📃 Solution for Exercise M6.02

📃 Solution for Exercise M6.02#

The aim of this exercise it to explore some attributes available in scikit-learn’s random forest.

First, we will fit the penguins regression dataset.

import pandas as pd
from sklearn.model_selection import train_test_split

penguins = pd.read_csv("../datasets/penguins_regression.csv")
feature_name = "Flipper Length (mm)"
target_name = "Body Mass (g)"
data, target = penguins[[feature_name]], penguins[target_name]
data_train, data_test, target_train, target_test = train_test_split(
    data, target, random_state=0
)

Note

If you want a deeper overview regarding this dataset, you can refer to the Appendix - Datasets description section at the end of this MOOC.

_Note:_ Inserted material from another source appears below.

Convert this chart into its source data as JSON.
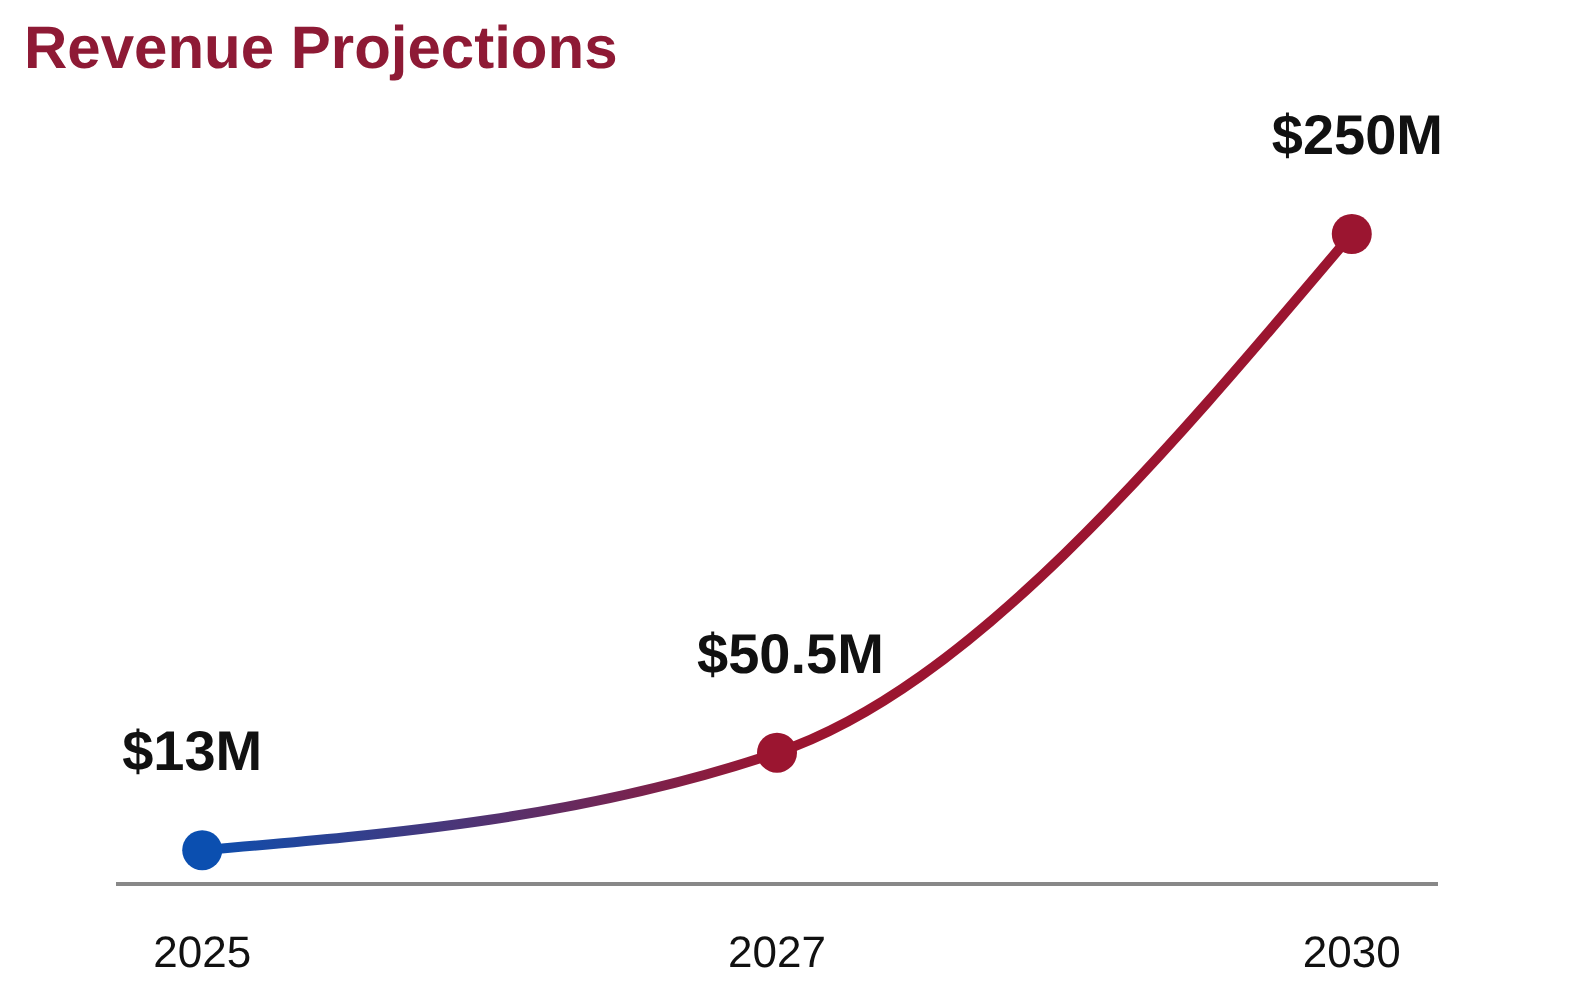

Create a random forest containing three trees. Train the forest and check the generalization performance on the testing set in terms of mean absolute error.

# solution
from sklearn.metrics import mean_absolute_error
from sklearn.ensemble import RandomForestRegressor

forest = RandomForestRegressor(n_estimators=3)
forest.fit(data_train, target_train)
target_predicted = forest.predict(data_test)
print(
    "Mean absolute error: "
    f"{mean_absolute_error(target_test, target_predicted):.3f} grams"
)

Mean absolute error: 380.349 grams

We now aim to plot the predictions from the individual trees in the forest. For that purpose you have to create first a new dataset containing evenly spaced values for the flipper length over the interval between 170 mm and 230 mm.

# solution
import numpy as np

data_range = pd.DataFrame(np.linspace(170, 235, num=300), columns=data.columns)

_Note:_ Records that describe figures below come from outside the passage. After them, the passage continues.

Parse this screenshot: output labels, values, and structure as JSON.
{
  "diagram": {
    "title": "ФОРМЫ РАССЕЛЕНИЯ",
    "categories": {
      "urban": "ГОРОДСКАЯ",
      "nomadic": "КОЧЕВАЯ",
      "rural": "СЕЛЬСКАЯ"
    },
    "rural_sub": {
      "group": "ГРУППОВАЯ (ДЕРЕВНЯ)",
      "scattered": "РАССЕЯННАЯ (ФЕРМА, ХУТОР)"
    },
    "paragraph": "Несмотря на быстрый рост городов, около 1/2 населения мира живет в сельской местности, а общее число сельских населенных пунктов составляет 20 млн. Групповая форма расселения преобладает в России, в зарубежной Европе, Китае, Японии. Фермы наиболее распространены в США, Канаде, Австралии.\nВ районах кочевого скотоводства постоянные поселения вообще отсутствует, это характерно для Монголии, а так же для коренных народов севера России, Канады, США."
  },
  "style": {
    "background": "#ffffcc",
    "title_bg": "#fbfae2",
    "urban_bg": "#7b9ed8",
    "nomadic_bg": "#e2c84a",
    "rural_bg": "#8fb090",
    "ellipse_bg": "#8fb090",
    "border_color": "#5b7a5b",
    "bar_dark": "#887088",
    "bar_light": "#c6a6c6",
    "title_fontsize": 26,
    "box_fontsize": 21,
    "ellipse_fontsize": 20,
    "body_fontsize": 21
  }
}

The trees contained in the forest that you created can be accessed with the attribute estimators_. Use them to predict the body mass corresponding to the values in this newly created dataset. Similarly find the predictions of the random forest in this dataset.

# solution
tree_predictions = []

for tree in forest.estimators_:
    # we convert `data_range` into a NumPy array to avoid a warning raised in scikit-learn
    tree_predictions.append(tree.predict(data_range.to_numpy()))

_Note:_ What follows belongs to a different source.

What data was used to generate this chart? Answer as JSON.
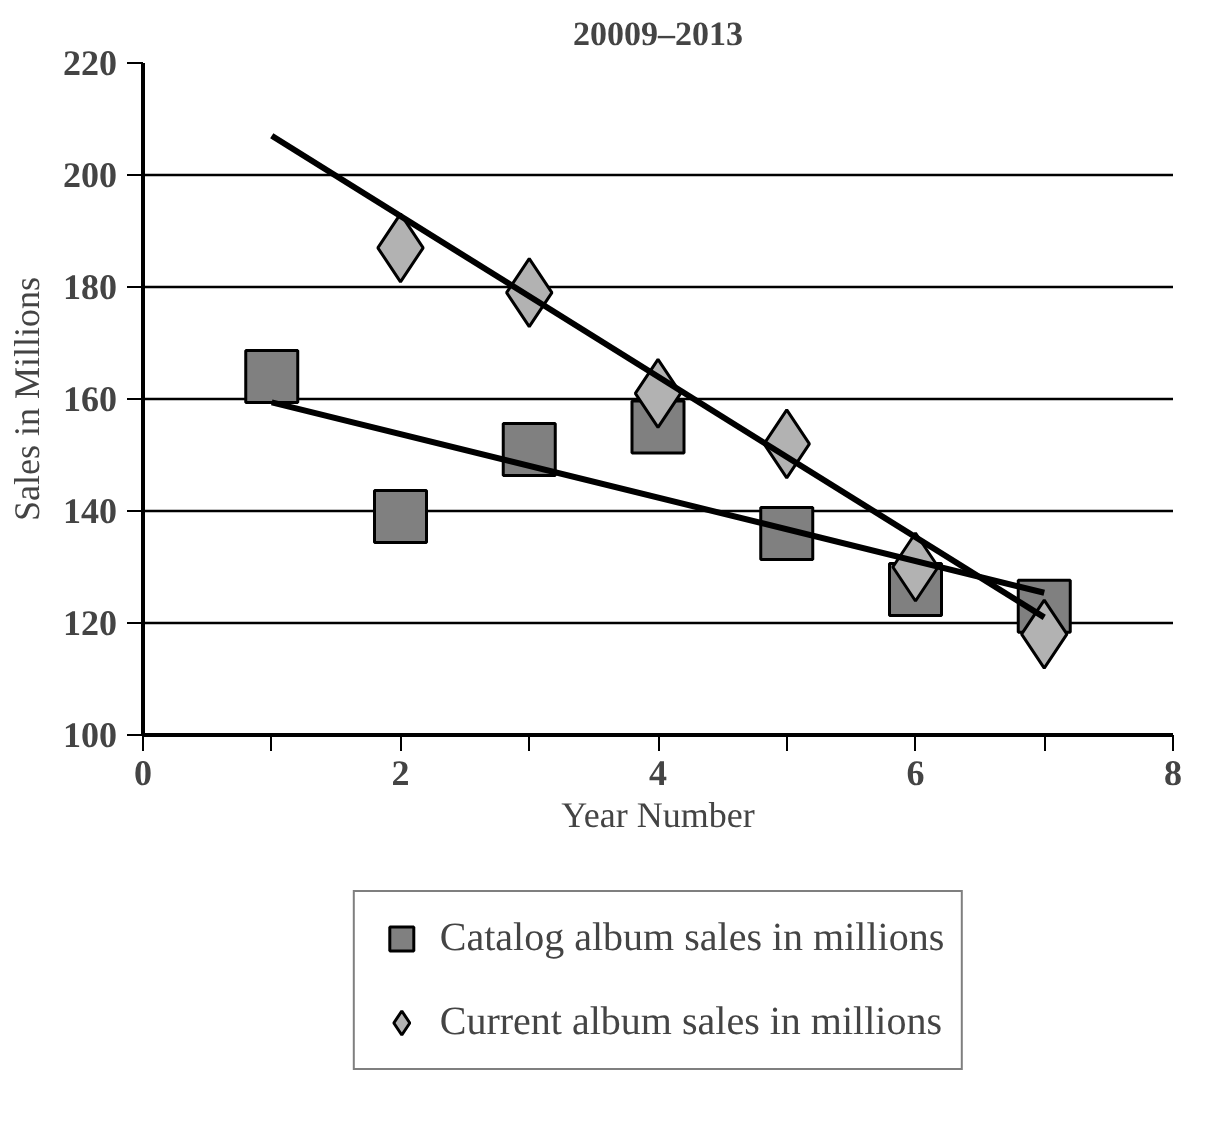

forest_predictions = forest.predict(data_range)

Now make a plot that displays:

the whole data using a scatter plot;
the decision of each individual tree;
the decision of the random forest.

# solution
import matplotlib.pyplot as plt
import seaborn as sns

sns.scatterplot(
    data=penguins, x=feature_name, y=target_name, color="black", alpha=0.5
)

# plot tree predictions
for tree_idx, predictions in enumerate(tree_predictions):
    plt.plot(
        data_range[feature_name],
        predictions,
        label=f"Tree #{tree_idx}",
        linestyle="--",
        alpha=0.8,
    )

plt.plot(data_range[feature_name], forest_predictions, label="Random forest")
_ = plt.legend(bbox_to_anchor=(1.05, 0.8), loc="upper left")

../_images/8e146322da3221f3dca6770906e357a96097a319d7a525378129176ad104df6b.png

The random forest reduces the overfitting of the individual trees but still overfits itself. In the section on “hyperparameter tuning with ensemble methods” we will see how to further mitigate this effect. Still, interested users may increase the number of estimators in the forest and try different values of, e.g., min_samples_split.